I have already written about my visits to the Ahr wine region. Vine cultivation has a long tradition in the Ahr valley going back to about 770 AD.
The above sign reads as follows: “Happy humans and good wine should always be united together”. I found it on the wall of the cellar door of the DAGERNOVA Wine Co-operative in Dernau, Ahr valley. DAGERNOVA is the latin name of Dernau, a quaint little village in the Ahr valley and the seat of the co-operative.
One of the interesting phenomena in the German wine economy is the ‘wine co-operative’, usually the association of grape and wine producers to jointly make and sell their wines or some of their produce.

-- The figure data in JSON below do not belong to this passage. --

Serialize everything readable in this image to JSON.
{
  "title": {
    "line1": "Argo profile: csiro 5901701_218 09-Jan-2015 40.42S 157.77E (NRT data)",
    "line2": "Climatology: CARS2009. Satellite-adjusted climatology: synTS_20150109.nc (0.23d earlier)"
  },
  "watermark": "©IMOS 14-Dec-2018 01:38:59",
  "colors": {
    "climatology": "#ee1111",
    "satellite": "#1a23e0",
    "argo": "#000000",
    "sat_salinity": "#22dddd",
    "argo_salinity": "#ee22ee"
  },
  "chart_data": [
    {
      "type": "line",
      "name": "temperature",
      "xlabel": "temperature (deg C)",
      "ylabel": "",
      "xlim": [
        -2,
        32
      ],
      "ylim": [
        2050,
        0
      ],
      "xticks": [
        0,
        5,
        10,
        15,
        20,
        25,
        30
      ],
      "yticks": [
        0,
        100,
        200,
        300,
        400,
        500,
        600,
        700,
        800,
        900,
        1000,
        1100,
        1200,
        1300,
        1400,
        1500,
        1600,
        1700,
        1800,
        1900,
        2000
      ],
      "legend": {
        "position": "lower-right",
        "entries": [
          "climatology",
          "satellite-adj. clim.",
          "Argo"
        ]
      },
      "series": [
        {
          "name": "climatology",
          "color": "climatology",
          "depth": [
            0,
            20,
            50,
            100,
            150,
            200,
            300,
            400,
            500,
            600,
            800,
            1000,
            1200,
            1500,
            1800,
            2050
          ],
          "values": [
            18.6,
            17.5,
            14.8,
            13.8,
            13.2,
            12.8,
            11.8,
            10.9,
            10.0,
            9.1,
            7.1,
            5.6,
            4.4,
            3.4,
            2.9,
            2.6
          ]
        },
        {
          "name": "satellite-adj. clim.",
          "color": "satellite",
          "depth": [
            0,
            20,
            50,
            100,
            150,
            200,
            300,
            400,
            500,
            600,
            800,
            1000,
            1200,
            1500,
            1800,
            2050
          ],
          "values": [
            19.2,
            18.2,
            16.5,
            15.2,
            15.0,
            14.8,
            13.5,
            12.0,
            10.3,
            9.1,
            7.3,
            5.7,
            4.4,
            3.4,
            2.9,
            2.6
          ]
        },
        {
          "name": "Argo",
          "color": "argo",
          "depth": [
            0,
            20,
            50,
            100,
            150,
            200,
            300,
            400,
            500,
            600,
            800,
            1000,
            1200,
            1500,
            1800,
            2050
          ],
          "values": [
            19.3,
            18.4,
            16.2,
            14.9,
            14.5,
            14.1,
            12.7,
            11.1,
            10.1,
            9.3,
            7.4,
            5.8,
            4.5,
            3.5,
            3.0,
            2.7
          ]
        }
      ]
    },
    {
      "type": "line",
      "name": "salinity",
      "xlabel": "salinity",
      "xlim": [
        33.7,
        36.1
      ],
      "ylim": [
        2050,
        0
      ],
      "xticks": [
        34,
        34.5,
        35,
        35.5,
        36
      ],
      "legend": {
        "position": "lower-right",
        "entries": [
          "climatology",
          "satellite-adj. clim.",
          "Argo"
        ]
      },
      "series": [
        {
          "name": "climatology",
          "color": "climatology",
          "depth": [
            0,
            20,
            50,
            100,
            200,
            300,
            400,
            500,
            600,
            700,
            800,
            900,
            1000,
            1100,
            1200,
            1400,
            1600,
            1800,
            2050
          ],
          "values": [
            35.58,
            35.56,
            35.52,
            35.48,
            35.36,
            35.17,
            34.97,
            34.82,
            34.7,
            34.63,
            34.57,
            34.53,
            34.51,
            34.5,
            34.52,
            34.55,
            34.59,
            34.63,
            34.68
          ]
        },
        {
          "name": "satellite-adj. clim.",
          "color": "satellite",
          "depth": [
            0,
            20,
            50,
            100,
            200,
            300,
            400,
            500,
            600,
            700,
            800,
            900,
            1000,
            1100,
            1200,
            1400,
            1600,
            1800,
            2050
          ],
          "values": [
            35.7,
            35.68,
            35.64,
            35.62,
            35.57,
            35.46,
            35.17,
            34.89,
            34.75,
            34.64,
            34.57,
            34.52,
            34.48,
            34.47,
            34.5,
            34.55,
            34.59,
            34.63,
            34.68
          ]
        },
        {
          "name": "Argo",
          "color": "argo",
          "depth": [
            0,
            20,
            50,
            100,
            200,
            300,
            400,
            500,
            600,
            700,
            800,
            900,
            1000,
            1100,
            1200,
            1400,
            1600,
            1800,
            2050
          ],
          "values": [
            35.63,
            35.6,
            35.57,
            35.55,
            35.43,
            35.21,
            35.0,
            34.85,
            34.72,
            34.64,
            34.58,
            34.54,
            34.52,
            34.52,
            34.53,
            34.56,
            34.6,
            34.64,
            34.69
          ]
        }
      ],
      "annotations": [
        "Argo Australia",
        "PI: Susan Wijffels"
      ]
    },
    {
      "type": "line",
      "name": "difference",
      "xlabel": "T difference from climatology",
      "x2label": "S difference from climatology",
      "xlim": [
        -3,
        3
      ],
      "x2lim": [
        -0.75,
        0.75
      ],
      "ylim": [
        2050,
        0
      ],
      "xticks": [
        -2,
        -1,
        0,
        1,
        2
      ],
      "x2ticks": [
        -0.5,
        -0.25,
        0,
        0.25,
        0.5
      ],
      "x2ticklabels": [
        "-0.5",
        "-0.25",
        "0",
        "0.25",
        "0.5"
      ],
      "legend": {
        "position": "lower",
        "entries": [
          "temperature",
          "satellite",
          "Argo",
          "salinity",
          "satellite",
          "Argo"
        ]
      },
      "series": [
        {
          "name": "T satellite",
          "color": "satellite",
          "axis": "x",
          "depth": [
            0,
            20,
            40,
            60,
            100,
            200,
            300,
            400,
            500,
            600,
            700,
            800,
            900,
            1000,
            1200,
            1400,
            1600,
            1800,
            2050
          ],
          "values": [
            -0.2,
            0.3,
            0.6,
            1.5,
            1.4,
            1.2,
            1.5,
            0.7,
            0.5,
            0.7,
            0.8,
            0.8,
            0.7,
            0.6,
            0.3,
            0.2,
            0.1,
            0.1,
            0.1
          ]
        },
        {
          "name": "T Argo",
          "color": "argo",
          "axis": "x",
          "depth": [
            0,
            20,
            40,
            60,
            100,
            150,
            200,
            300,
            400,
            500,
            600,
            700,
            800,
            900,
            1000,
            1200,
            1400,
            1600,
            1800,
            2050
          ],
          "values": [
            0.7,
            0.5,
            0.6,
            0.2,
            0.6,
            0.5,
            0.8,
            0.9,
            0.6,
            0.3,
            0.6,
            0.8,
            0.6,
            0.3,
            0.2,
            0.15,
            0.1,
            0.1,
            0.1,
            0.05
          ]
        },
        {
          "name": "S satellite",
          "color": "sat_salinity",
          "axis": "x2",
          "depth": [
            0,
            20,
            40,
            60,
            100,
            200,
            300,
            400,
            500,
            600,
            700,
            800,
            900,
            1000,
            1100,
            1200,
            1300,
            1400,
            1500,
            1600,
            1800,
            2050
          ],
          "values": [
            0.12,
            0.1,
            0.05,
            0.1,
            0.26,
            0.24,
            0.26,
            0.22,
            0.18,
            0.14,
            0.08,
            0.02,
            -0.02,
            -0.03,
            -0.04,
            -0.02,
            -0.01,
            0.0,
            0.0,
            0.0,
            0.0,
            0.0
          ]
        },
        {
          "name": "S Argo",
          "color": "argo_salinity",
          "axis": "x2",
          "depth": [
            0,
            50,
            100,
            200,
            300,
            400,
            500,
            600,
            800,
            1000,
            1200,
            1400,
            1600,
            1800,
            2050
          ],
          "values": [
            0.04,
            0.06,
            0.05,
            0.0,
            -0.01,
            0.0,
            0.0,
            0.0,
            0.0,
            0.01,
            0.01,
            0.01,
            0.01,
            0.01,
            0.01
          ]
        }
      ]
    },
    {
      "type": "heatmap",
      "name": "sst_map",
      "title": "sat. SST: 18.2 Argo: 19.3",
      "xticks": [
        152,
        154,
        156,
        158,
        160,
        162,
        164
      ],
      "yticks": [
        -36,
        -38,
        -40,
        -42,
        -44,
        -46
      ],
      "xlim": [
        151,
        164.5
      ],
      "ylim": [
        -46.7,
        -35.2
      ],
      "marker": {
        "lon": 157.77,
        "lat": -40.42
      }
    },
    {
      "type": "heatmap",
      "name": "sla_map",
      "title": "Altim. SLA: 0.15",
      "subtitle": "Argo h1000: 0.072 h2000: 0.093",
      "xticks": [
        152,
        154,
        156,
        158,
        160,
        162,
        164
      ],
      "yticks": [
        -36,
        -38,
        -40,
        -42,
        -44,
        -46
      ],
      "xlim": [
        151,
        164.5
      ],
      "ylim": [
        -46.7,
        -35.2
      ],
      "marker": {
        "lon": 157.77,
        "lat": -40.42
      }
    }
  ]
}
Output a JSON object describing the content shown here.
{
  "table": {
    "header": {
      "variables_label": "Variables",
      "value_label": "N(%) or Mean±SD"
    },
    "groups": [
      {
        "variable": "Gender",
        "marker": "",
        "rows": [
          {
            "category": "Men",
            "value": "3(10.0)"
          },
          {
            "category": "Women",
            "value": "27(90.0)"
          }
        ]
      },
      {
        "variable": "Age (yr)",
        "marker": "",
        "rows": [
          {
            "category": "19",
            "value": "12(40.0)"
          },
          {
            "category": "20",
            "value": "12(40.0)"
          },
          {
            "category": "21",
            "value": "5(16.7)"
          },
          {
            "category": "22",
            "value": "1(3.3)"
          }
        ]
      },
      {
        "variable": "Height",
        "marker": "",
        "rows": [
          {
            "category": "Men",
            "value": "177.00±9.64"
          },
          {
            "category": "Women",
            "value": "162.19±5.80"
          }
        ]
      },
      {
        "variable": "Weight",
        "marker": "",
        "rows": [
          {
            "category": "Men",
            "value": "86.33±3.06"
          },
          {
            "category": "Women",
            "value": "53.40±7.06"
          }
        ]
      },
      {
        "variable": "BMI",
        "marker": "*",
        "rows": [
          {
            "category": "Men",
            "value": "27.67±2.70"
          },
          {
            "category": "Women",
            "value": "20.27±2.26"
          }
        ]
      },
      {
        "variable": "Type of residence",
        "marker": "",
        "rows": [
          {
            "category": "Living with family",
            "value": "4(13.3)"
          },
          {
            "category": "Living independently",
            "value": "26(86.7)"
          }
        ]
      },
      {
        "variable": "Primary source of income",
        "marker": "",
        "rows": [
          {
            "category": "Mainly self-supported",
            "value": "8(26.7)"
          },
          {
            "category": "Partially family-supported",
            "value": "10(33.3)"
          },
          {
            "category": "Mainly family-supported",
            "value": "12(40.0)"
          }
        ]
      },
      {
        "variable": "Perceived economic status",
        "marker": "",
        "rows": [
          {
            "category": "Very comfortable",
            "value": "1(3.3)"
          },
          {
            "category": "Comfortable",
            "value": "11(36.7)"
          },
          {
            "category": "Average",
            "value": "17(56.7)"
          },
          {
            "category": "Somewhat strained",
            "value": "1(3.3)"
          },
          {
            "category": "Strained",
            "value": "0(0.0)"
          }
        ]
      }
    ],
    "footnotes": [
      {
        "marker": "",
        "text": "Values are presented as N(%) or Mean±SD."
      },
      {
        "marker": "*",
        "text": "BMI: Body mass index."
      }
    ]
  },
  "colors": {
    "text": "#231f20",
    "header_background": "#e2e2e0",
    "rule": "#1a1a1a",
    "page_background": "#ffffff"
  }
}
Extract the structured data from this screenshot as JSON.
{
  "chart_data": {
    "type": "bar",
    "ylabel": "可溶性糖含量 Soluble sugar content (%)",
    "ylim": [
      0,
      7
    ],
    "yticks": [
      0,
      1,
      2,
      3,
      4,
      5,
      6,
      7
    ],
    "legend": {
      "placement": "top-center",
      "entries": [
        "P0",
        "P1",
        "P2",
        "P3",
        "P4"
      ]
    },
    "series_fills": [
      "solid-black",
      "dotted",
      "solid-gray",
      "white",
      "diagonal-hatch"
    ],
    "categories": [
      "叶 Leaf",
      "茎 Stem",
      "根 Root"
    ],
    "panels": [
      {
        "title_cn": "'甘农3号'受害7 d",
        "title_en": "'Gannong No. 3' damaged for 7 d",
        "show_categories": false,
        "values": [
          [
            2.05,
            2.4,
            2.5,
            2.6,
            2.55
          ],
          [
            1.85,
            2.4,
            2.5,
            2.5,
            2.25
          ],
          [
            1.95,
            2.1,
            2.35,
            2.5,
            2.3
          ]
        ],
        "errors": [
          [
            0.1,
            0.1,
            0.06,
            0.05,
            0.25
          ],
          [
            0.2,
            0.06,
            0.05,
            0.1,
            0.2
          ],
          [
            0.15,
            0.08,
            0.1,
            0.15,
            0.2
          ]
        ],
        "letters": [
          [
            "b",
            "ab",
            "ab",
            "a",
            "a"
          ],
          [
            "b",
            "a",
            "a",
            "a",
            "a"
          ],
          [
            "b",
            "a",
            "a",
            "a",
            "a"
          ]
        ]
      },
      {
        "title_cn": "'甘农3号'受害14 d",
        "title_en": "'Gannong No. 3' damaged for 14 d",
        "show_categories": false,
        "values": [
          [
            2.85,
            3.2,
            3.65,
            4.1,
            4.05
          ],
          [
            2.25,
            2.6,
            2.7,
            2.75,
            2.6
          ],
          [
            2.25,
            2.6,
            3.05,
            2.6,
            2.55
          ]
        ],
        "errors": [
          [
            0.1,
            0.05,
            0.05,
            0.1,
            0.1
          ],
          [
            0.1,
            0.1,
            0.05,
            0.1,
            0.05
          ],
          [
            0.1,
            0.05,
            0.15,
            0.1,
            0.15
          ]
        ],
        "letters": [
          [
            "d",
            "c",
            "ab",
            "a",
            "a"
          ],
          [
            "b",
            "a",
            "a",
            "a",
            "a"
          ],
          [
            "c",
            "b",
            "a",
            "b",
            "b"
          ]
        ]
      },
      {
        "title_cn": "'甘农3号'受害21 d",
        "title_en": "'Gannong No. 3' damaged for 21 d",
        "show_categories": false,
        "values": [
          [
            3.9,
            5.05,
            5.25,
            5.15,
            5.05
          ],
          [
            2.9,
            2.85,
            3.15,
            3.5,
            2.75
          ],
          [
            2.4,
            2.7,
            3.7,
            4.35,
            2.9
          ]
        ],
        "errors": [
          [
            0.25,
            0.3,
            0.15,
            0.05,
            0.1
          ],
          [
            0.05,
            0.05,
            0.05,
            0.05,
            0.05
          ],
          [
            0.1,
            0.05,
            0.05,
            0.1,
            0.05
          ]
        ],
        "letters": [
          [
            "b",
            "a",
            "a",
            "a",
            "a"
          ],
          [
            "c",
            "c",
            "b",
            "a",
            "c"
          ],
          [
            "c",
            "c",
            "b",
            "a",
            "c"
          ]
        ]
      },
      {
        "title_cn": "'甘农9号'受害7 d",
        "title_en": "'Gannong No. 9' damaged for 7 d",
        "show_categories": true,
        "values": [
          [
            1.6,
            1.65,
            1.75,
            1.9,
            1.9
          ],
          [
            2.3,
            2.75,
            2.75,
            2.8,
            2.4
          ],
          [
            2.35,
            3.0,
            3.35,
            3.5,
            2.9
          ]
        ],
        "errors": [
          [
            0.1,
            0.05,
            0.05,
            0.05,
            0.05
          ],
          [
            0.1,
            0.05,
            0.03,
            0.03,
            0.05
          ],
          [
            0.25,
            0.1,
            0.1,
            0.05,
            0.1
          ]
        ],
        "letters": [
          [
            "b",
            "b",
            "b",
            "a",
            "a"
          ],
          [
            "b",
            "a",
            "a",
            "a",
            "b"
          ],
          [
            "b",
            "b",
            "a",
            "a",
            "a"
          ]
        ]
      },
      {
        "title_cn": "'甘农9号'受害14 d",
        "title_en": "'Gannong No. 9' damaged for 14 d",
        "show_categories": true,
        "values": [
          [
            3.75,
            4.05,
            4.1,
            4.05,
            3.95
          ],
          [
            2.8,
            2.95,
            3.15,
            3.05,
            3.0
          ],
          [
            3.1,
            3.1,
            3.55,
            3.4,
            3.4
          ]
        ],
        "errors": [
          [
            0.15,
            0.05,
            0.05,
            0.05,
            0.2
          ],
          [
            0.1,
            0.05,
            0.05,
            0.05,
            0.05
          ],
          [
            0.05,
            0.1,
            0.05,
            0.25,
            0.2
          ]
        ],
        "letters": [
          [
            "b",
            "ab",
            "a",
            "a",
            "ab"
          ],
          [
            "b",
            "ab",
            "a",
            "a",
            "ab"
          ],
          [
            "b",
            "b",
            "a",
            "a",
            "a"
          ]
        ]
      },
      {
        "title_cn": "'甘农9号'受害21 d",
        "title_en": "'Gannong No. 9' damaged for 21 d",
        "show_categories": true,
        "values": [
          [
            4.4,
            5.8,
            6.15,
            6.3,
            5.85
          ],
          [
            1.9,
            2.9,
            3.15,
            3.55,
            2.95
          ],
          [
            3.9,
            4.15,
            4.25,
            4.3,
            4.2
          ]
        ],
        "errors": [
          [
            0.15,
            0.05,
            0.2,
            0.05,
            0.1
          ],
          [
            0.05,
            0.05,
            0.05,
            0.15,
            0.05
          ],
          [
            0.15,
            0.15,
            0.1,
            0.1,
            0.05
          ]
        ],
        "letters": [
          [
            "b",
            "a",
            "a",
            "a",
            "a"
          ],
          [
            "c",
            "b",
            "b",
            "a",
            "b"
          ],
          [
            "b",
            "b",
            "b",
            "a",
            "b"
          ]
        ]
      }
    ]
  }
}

Co-operatives are very common in German agriculture and have a long and winding history as an institution. Today some of the most powerful and efficient wine producers in the wine sector are of this type. The economic advantages of co-operatives are obvious: the larger scale of purchases of inputs and the sale of produce allows a much better bargaining position in the market. One of the few downsides might be that top individual producers might find higher prices for their top wines outside the co-operative umbrella but cannot dispose of their minor qualities without it. This conflict of interest might severely damage the prospects of co-operatives’ business success.
Therefore true support and a certain discipline on the part of the members of the co-operative is necessary to make it successful. Competing strategic goals are to be avoided, instead synergies need to be developed. Professional wine making and marketing are a precondition for the making of high quality wines, wines which can also enter into the premium and high price segments of the market.
The cellar door of DAGERNOVA in Dernau
An excellent example for this segment of the German wine industry is ‘DAGERNOVA Wine Manufactory’, a co-operative of the Ahr vintners. On its webpage the co-operatives (www.ahrwinzer-eg.de and www.dagernova.de) motto is cited. It reads “tradition without dust”; and in fact the co-operative has a long tradition but is modern in nature. Its was founded in 1970 when two of the local vinters associations merged and created this new entity. In the years following many more vintners and their associations joined. From 1993 onwards the co-operative was operating under “Ahr Winzer eG” which translates into ‘Ahr Vintners registered co-operative’. Today the members of the co-operative cultivate about 170 ha of vineyards. Needless to say that the co-operative won many awards and medals for its wines. In 2006 for instance the German magazine ‘Weinwelt’ (wine world) awarded DAGERNOVA ‘the best Riesling producer of the Ahr’ title. Gault Millau awarded ‘one bunch’ (eine Traube).
When we visited the co-operatives cellar door it was buzzing with customers. Every sunny autumn weekend is seen by many in the surrounding towns of the Rhineland and the Ruhr as an excellent opportunity to take a long Sunday walk along the Ahr river and to visit wineries and cellar doors. Although Ahr wines are more pricy than wines from many other regions, the Ahr has successfully succeeded by justifying this by rigorous emphasis on quality.
The Ahr valley is German red wine territory. Here a bottle of Regent, a “new” red variety.
Needless to say we tasted quite a few bottles of excellent red wines of the base (up to 7 €/bottle) and primium segements (up to 9.5 €/bottle). What they call ‘cult wines’ starts at 11.85 €/bottle. I acquired a “2006 Pinot Noir Spätlese” which I gave to my friend Ulrich Hillejan and where I anxiously await the “tasting results”.